法では裁けぬ悪人たちに正義の鉄槌を下して回る怪人物たち「正義の四人」がイギリス外務大臣あてに犯行予告を送りつけた。
戦々恐々とするロンドンの町の中で暗躍する、レオン・ゴンザレス、ポワカール、ジョージ・マンフレッド、そしてテリーの4人。
イギリスの名誉にかけて、外務大臣殺害を阻止せんとするロンドン警視庁と4人の間で繰り広げられる頭脳戦。このロンドン大包囲網を突破する正義の四人の秘策とは如何に!?
あらすじ、短いけどほんとうにそのまんまな印象。物語の流れとしてはこの正義の四人サイドとロンドン警視庁サイドでの駆け引きが行われるのであるが、どこか単調になりがち。無駄にこの両者がニアミスしまくるのが興ざめではあった。都合が良すぎるだろう。クリスマスのニアミスの部分がかなりいい感じになっていただけに、前の部分は本当に不要に感じた。
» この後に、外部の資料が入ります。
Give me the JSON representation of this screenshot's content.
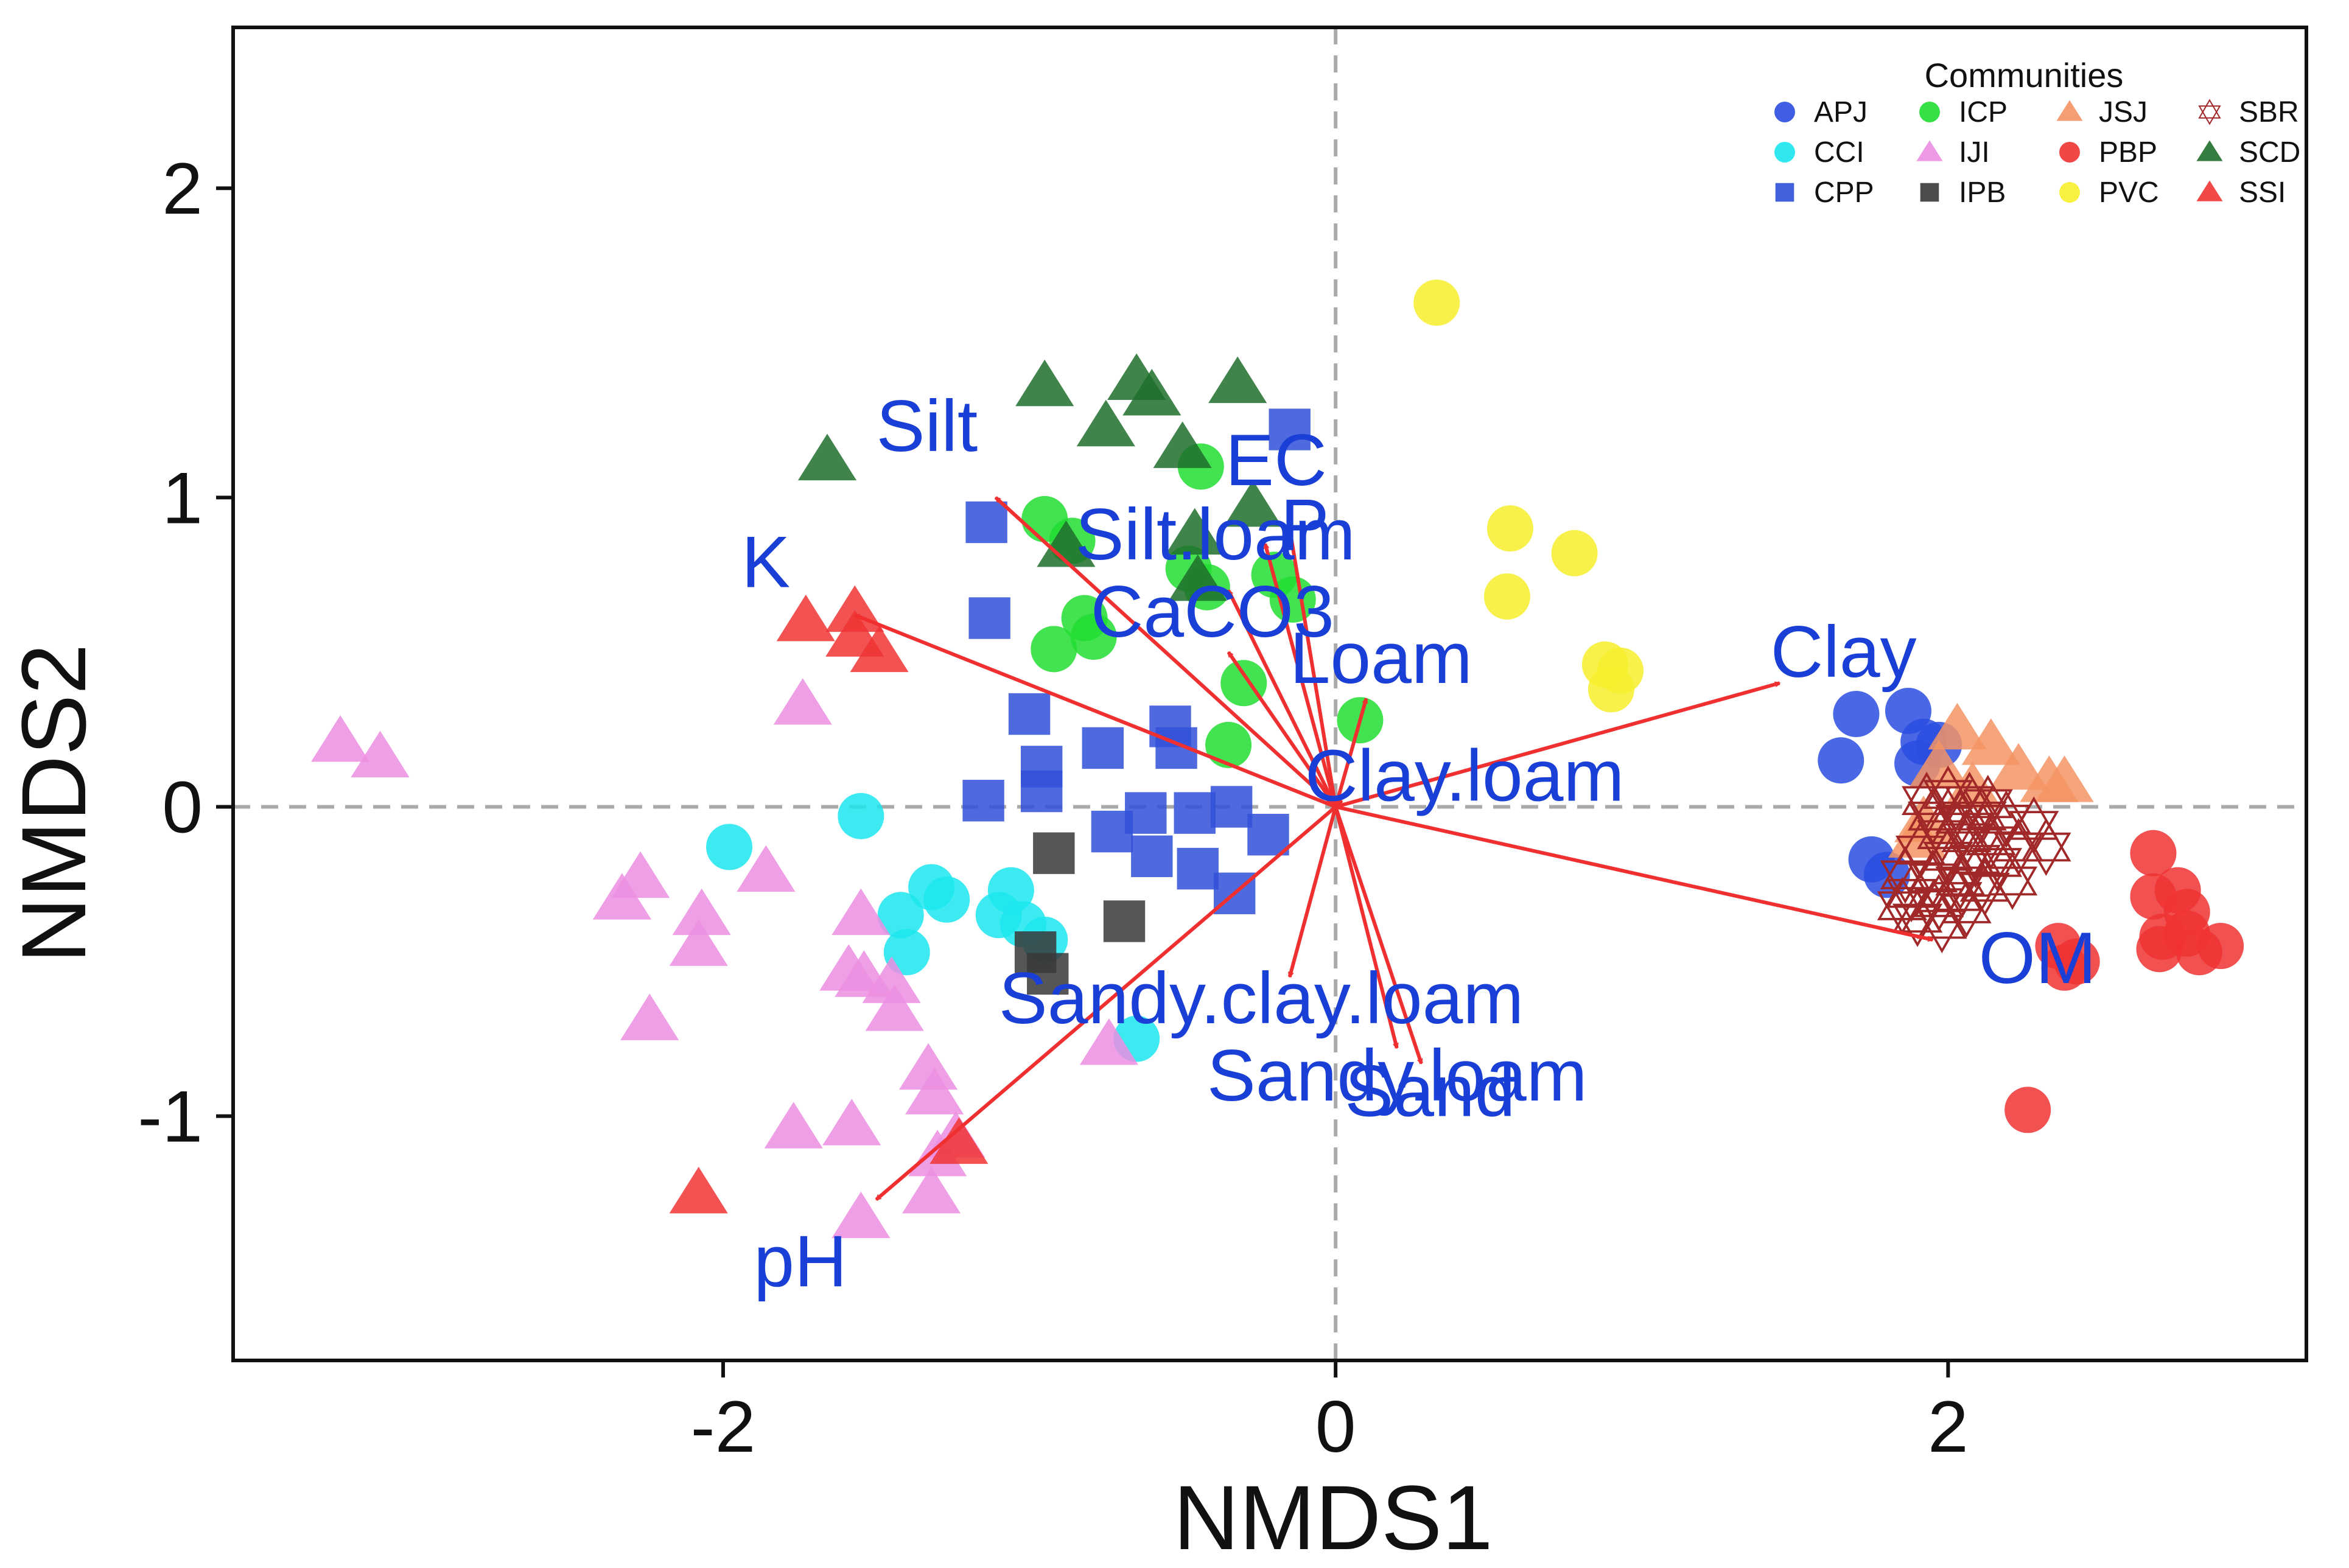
{
  "chart_data": {
    "type": "scatter",
    "subtype": "nmds-biplot",
    "xlabel": "NMDS1",
    "ylabel": "NMDS2",
    "xlim": [
      -3.6,
      3.17
    ],
    "ylim": [
      -1.79,
      2.52
    ],
    "xticks": [
      -2,
      0,
      2
    ],
    "yticks": [
      -1,
      0,
      1,
      2
    ],
    "x_tick_labels": [
      "-2",
      "0",
      "2"
    ],
    "y_tick_labels": [
      "-1",
      "0",
      "1",
      "2"
    ],
    "reference_lines": {
      "x": 0,
      "y": 0,
      "style": "dashed",
      "color": "#aaaaaa"
    },
    "grid": false,
    "legend": {
      "title": "Communities",
      "position": "top-right",
      "columns": [
        [
          "APJ",
          "CCI",
          "CPP"
        ],
        [
          "ICP",
          "IJI",
          "IPB"
        ],
        [
          "JSJ",
          "PBP",
          "PVC"
        ],
        [
          "SBR",
          "SCD",
          "SSI"
        ]
      ]
    },
    "colors": {
      "vector": "#f03030",
      "vector_label": "#1a3fd6",
      "axis_dashed": "#aaaaaa"
    },
    "series": [
      {
        "name": "APJ",
        "shape": "circle",
        "color": "#2a4de0",
        "points": [
          [
            1.7,
            0.3
          ],
          [
            1.87,
            0.31
          ],
          [
            1.65,
            0.15
          ],
          [
            1.92,
            0.21
          ],
          [
            1.97,
            0.2
          ],
          [
            1.9,
            0.14
          ],
          [
            1.75,
            -0.17
          ],
          [
            1.8,
            -0.22
          ]
        ]
      },
      {
        "name": "CCI",
        "shape": "circle",
        "color": "#1ce6ee",
        "points": [
          [
            -1.98,
            -0.13
          ],
          [
            -1.55,
            -0.03
          ],
          [
            -1.42,
            -0.35
          ],
          [
            -1.4,
            -0.47
          ],
          [
            -1.32,
            -0.26
          ],
          [
            -1.27,
            -0.3
          ],
          [
            -1.06,
            -0.27
          ],
          [
            -1.1,
            -0.35
          ],
          [
            -1.02,
            -0.38
          ],
          [
            -0.95,
            -0.43
          ],
          [
            -0.65,
            -0.75
          ]
        ]
      },
      {
        "name": "CPP",
        "shape": "square",
        "color": "#3050d8",
        "points": [
          [
            -0.15,
            1.22
          ],
          [
            -1.14,
            0.92
          ],
          [
            -1.13,
            0.61
          ],
          [
            -1,
            0.3
          ],
          [
            -0.96,
            0.13
          ],
          [
            -0.76,
            0.19
          ],
          [
            -0.54,
            0.26
          ],
          [
            -0.52,
            0.19
          ],
          [
            -1.15,
            0.02
          ],
          [
            -0.96,
            0.05
          ],
          [
            -0.73,
            -0.08
          ],
          [
            -0.62,
            -0.02
          ],
          [
            -0.46,
            -0.02
          ],
          [
            -0.34,
            0
          ],
          [
            -0.6,
            -0.16
          ],
          [
            -0.45,
            -0.2
          ],
          [
            -0.22,
            -0.09
          ],
          [
            -0.33,
            -0.28
          ]
        ]
      },
      {
        "name": "ICP",
        "shape": "circle",
        "color": "#22dd33",
        "points": [
          [
            -0.44,
            1.1
          ],
          [
            -0.95,
            0.93
          ],
          [
            -0.86,
            0.86
          ],
          [
            -0.48,
            0.77
          ],
          [
            -0.42,
            0.71
          ],
          [
            -0.82,
            0.61
          ],
          [
            -0.79,
            0.55
          ],
          [
            -0.92,
            0.51
          ],
          [
            -0.2,
            0.75
          ],
          [
            -0.14,
            0.67
          ],
          [
            -0.3,
            0.4
          ],
          [
            -0.35,
            0.2
          ],
          [
            0.08,
            0.28
          ]
        ]
      },
      {
        "name": "IJI",
        "shape": "triangle",
        "color": "#ec8ee2",
        "points": [
          [
            -3.25,
            0.21
          ],
          [
            -3.12,
            0.16
          ],
          [
            -1.74,
            0.33
          ],
          [
            -2.27,
            -0.23
          ],
          [
            -2.33,
            -0.3
          ],
          [
            -2.07,
            -0.35
          ],
          [
            -2.08,
            -0.45
          ],
          [
            -1.86,
            -0.21
          ],
          [
            -1.55,
            -0.35
          ],
          [
            -1.59,
            -0.53
          ],
          [
            -1.54,
            -0.55
          ],
          [
            -1.45,
            -0.57
          ],
          [
            -1.44,
            -0.66
          ],
          [
            -2.24,
            -0.69
          ],
          [
            -1.33,
            -0.85
          ],
          [
            -1.31,
            -0.93
          ],
          [
            -1.77,
            -1.04
          ],
          [
            -1.58,
            -1.03
          ],
          [
            -1.24,
            -1.07
          ],
          [
            -1.3,
            -1.13
          ],
          [
            -1.32,
            -1.25
          ],
          [
            -1.55,
            -1.33
          ],
          [
            -0.74,
            -0.77
          ]
        ]
      },
      {
        "name": "IPB",
        "shape": "square",
        "color": "#383838",
        "points": [
          [
            -0.92,
            -0.15
          ],
          [
            -0.69,
            -0.37
          ],
          [
            -0.98,
            -0.47
          ],
          [
            -0.94,
            -0.54
          ]
        ]
      },
      {
        "name": "JSJ",
        "shape": "triangle",
        "color": "#f59464",
        "points": [
          [
            2.03,
            0.25
          ],
          [
            2.14,
            0.2
          ],
          [
            2.23,
            0.12
          ],
          [
            2.33,
            0.08
          ],
          [
            2.38,
            0.08
          ],
          [
            1.97,
            0.13
          ],
          [
            2.08,
            0.06
          ],
          [
            1.92,
            -0.05
          ],
          [
            1.9,
            -0.1
          ]
        ]
      },
      {
        "name": "PBP",
        "shape": "circle",
        "color": "#f03232",
        "points": [
          [
            2.67,
            -0.15
          ],
          [
            2.75,
            -0.27
          ],
          [
            2.67,
            -0.29
          ],
          [
            2.78,
            -0.34
          ],
          [
            2.78,
            -0.41
          ],
          [
            2.7,
            -0.42
          ],
          [
            2.69,
            -0.46
          ],
          [
            2.82,
            -0.47
          ],
          [
            2.89,
            -0.45
          ],
          [
            2.36,
            -0.45
          ],
          [
            2.42,
            -0.5
          ],
          [
            2.38,
            -0.52
          ],
          [
            2.26,
            -0.98
          ]
        ]
      },
      {
        "name": "PVC",
        "shape": "circle",
        "color": "#f7ef2d",
        "points": [
          [
            0.33,
            1.63
          ],
          [
            0.57,
            0.9
          ],
          [
            0.78,
            0.82
          ],
          [
            0.56,
            0.68
          ],
          [
            0.88,
            0.46
          ],
          [
            0.93,
            0.44
          ],
          [
            0.9,
            0.38
          ]
        ]
      },
      {
        "name": "SBR",
        "shape": "hexagram",
        "color": "#a02828",
        "points": [
          [
            1.93,
            0.02
          ],
          [
            2,
            0.04
          ],
          [
            2.07,
            0.02
          ],
          [
            2.13,
            0.01
          ],
          [
            1.95,
            -0.03
          ],
          [
            2.04,
            -0.04
          ],
          [
            2.11,
            -0.03
          ],
          [
            2.19,
            -0.04
          ],
          [
            1.98,
            -0.09
          ],
          [
            2.06,
            -0.1
          ],
          [
            2.14,
            -0.11
          ],
          [
            2.23,
            -0.13
          ],
          [
            1.91,
            -0.14
          ],
          [
            2,
            -0.16
          ],
          [
            2.09,
            -0.17
          ],
          [
            2.16,
            -0.18
          ],
          [
            1.86,
            -0.22
          ],
          [
            1.95,
            -0.23
          ],
          [
            2.04,
            -0.24
          ],
          [
            2.12,
            -0.26
          ],
          [
            1.88,
            -0.28
          ],
          [
            1.97,
            -0.31
          ],
          [
            2.06,
            -0.33
          ],
          [
            1.9,
            -0.36
          ],
          [
            1.98,
            -0.38
          ],
          [
            2.21,
            -0.24
          ],
          [
            2.32,
            -0.13
          ],
          [
            2.28,
            -0.06
          ],
          [
            2.03,
            -0.29
          ],
          [
            1.85,
            -0.32
          ]
        ]
      },
      {
        "name": "SCD",
        "shape": "triangle",
        "color": "#1f6e2c",
        "points": [
          [
            -1.66,
            1.12
          ],
          [
            -0.95,
            1.36
          ],
          [
            -0.65,
            1.38
          ],
          [
            -0.6,
            1.33
          ],
          [
            -0.32,
            1.37
          ],
          [
            -0.75,
            1.23
          ],
          [
            -0.5,
            1.16
          ],
          [
            -0.46,
            0.88
          ],
          [
            -0.45,
            0.73
          ],
          [
            -0.88,
            0.84
          ],
          [
            -0.27,
            0.97
          ]
        ]
      },
      {
        "name": "SSI",
        "shape": "triangle",
        "color": "#f03434",
        "points": [
          [
            -1.57,
            0.63
          ],
          [
            -1.73,
            0.6
          ],
          [
            -1.57,
            0.55
          ],
          [
            -1.49,
            0.5
          ],
          [
            -1.23,
            -1.09
          ],
          [
            -2.08,
            -1.25
          ]
        ]
      }
    ],
    "vectors": [
      {
        "label": "Silt",
        "x": -1.11,
        "y": 1.0,
        "label_x": -1.5,
        "label_y": 1.15
      },
      {
        "label": "EC",
        "x": -0.15,
        "y": 0.9,
        "label_x": -0.36,
        "label_y": 1.04
      },
      {
        "label": "P",
        "x": -0.23,
        "y": 0.85,
        "label_x": -0.18,
        "label_y": 0.83
      },
      {
        "label": "Silt.loam",
        "x": -0.35,
        "y": 0.7,
        "label_x": -0.85,
        "label_y": 0.8
      },
      {
        "label": "K",
        "x": -1.57,
        "y": 0.62,
        "label_x": -1.94,
        "label_y": 0.71
      },
      {
        "label": "CaCO3",
        "x": -0.35,
        "y": 0.5,
        "label_x": -0.8,
        "label_y": 0.55
      },
      {
        "label": "Loam",
        "x": 0.1,
        "y": 0.35,
        "label_x": -0.15,
        "label_y": 0.4
      },
      {
        "label": "Clay",
        "x": 1.45,
        "y": 0.4,
        "label_x": 1.42,
        "label_y": 0.42
      },
      {
        "label": "Clay.loam",
        "x": 0.02,
        "y": 0.02,
        "label_x": -0.1,
        "label_y": 0.02
      },
      {
        "label": "OM",
        "x": 1.95,
        "y": -0.43,
        "label_x": 2.1,
        "label_y": -0.57
      },
      {
        "label": "Sandy.clay.loam",
        "x": -0.15,
        "y": -0.55,
        "label_x": -1.1,
        "label_y": -0.7
      },
      {
        "label": "Sandy.loam",
        "x": 0.2,
        "y": -0.78,
        "label_x": -0.42,
        "label_y": -0.95
      },
      {
        "label": "Sand",
        "x": 0.28,
        "y": -0.83,
        "label_x": 0.03,
        "label_y": -1.0
      },
      {
        "label": "pH",
        "x": -1.5,
        "y": -1.27,
        "label_x": -1.9,
        "label_y": -1.55
      }
    ]
  }
}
ロンドン大包囲網という大きなテーマをぶち上げてるんだから、いっそのこともっとケレン味たっぷりの物語を展開してもよかったと思うのだが、登場人物が少なく物語の範囲はとてつもなく狭い。登場人物が少ないから、それぞれが個性的でキャラが立っているのかというとそういうわけではなく、正直、正義の四人の誰が誰だかいまいちピンとこない。いっそのこと、ゴンザレスを剣術の達人とか、ポワカールは三味線の糸で絞殺するのを好むとかぶっとんでくれたほうが読みやすかったんじゃないか。
また、「法では裁けぬ」云々の悪人だったはずの外務大臣が殺害される理由が「イギリス国内に潜伏している犯罪者を国外へと引き渡す法律を制定して、腐敗したスペインの政治を正そうとしている革命家をスペインへと引き渡してしまう恐れがあるから」と、とてつもなくグレーゾーンな罪で殺されようとしているのでなんともいえない。勧善懲悪ストーリーなら、宿場町の商人からみかじめ料をとって、気に入った町娘を手篭めにしちゃってるような、悪代官を正義の四人がドッカンドッカンしてしまったほうが読者としても「スッキリ」なのだがなんともいえない。
というように期待が大きかっただけに、ちょっとガッカリした感が強い話ではあった。勧善懲悪という分野で考えると時代劇って偉大だと思うよ。やっぱ。